14 July 2015
Saral Kochar and Josie Tam launched Techpacker in 2014 at Hong Kong’s Cyberport to help designers work more efficiently with manufacturers. The idea for the web application stems from Mr Kochar’s fashion industry background, including working for US brand American Eagle as a Production Development Manager. Mr Kohar said Techpacker’s goal is to create an open-source platform for the fashion industry. The web application saw strong response from buyers and manufacturers on its debut at last week’s HKTDC Hong Kong Fashion Week for Spring/Summer.
What is Techpacker?
Techpacker is an online platform for designers and factories to work together. With our online web application, fashion designers can manage their techpacks – which include all the specifications of a design – in a visual way. From sketch to measurement, all the information is stored in one place to pass on to the factory, which would often come back with questions for clarification.
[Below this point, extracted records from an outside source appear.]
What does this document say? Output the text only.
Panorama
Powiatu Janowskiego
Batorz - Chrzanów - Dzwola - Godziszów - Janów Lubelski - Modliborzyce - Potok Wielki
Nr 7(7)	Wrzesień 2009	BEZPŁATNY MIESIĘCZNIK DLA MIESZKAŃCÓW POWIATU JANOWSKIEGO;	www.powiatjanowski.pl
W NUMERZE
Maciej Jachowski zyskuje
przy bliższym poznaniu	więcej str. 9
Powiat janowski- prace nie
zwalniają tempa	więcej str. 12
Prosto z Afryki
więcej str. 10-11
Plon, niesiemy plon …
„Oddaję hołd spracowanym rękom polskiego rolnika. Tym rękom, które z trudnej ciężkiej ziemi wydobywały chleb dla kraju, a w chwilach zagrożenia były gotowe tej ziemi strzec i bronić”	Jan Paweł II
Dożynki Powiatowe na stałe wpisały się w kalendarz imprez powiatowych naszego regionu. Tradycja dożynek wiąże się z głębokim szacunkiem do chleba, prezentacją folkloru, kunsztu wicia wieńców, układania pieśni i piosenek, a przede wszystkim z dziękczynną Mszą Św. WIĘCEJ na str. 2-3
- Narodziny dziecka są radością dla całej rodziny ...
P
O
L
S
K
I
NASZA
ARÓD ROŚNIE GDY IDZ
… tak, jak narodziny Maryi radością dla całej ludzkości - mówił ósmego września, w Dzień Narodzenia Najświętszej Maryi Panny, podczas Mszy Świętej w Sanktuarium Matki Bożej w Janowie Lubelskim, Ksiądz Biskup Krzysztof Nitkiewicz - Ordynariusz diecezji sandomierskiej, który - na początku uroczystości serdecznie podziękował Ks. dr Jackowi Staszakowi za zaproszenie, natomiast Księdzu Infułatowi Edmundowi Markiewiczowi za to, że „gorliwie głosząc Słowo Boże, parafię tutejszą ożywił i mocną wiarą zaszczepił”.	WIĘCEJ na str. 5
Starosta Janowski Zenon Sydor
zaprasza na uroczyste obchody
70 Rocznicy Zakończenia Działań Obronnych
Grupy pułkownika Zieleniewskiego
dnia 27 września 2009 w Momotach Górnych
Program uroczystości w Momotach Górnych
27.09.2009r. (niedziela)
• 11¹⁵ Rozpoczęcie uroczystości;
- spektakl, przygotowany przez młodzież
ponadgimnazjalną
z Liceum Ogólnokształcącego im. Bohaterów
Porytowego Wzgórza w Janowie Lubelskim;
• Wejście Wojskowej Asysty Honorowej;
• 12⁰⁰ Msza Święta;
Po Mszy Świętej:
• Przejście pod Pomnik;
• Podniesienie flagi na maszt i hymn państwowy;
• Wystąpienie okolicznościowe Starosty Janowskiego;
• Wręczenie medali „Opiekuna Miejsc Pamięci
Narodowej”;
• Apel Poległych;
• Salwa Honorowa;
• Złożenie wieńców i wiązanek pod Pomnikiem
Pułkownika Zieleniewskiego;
The idea came from an actual problem we were facing: the time-consuming communication process between designers and factories. I had experience working with brands that wanted to make T-shirts out of China. But there are many things that can go into a T-Shirt. When you take that specification to a factory, they can still come out with wrong samples. Going back and forth could waste a lot of time, not to mention money.
How does Techpacker streamline the whole process?
It standardises the communication. We’ve built this collaboration with factories, which will know what’s exactly coming in. By standardising these types of information, communication is easier and ensures your first sample is accurate. With brands running six to seven seasons a year, this helps facilitate turnover.
Who are your clients?
We have 500 brands from around the world using Techpacker to work with their factories, including New York-based outlets Twelve North and Glass NYC.
After launching a basic version last year, we introduced a second version two months ago, and plan to launch the latest version in two weeks.
What types of contacts do you look for at Hong Kong Fashion Week?
Fashion Week is a very important platform for us. When we first launched, there were seven of us standing outside the fair distributing pamphlets because we didn’t have money to have a booth here. The response at Fashion Week has been brilliant. When we were outside, we only got five per cent of what we’ve achieved inside in just the first day. Exhibiting here has really helped us because having a direct conversation with buyers and brands is essential. Many people we meet are from reputable brands, including many Hong Kong companies. They are keen to reinvent themselves and find better ways to work. It’s an amazing tool to connect us to both parties.
How has your company benefited from being part of Hong Kong Cyberport’s incubation programme?
Cyberport has a fund from which about 100 technology firms apply every year. Successful applicants are offered up to HK$530,000 in grants and rent-free office space. We also get subsidies for marketing and promotional events. For example, our booth at Fashion Week was sponsored by them. We also get a 75 per cent reimbursement from certain expenses. We submitted our documents and business plans in June 2014, and by July, it was approved.
Is the industry keeping pace with the changes brought about by technology?
Companies that are doing fashion have to change their mindset, because they are not just competing against other brands or manufacturers; they are also competing with technology companies. People used to spend a lot of money on fashion, but now they are splashing out on phones, the Internet, and gadgets like iWatches.
While knowing your competitors, you should also start thinking like them, otherwise you cannot beat them. Only once we start working together and learning from each other will we flourish. This is the right time for us to change and innovate.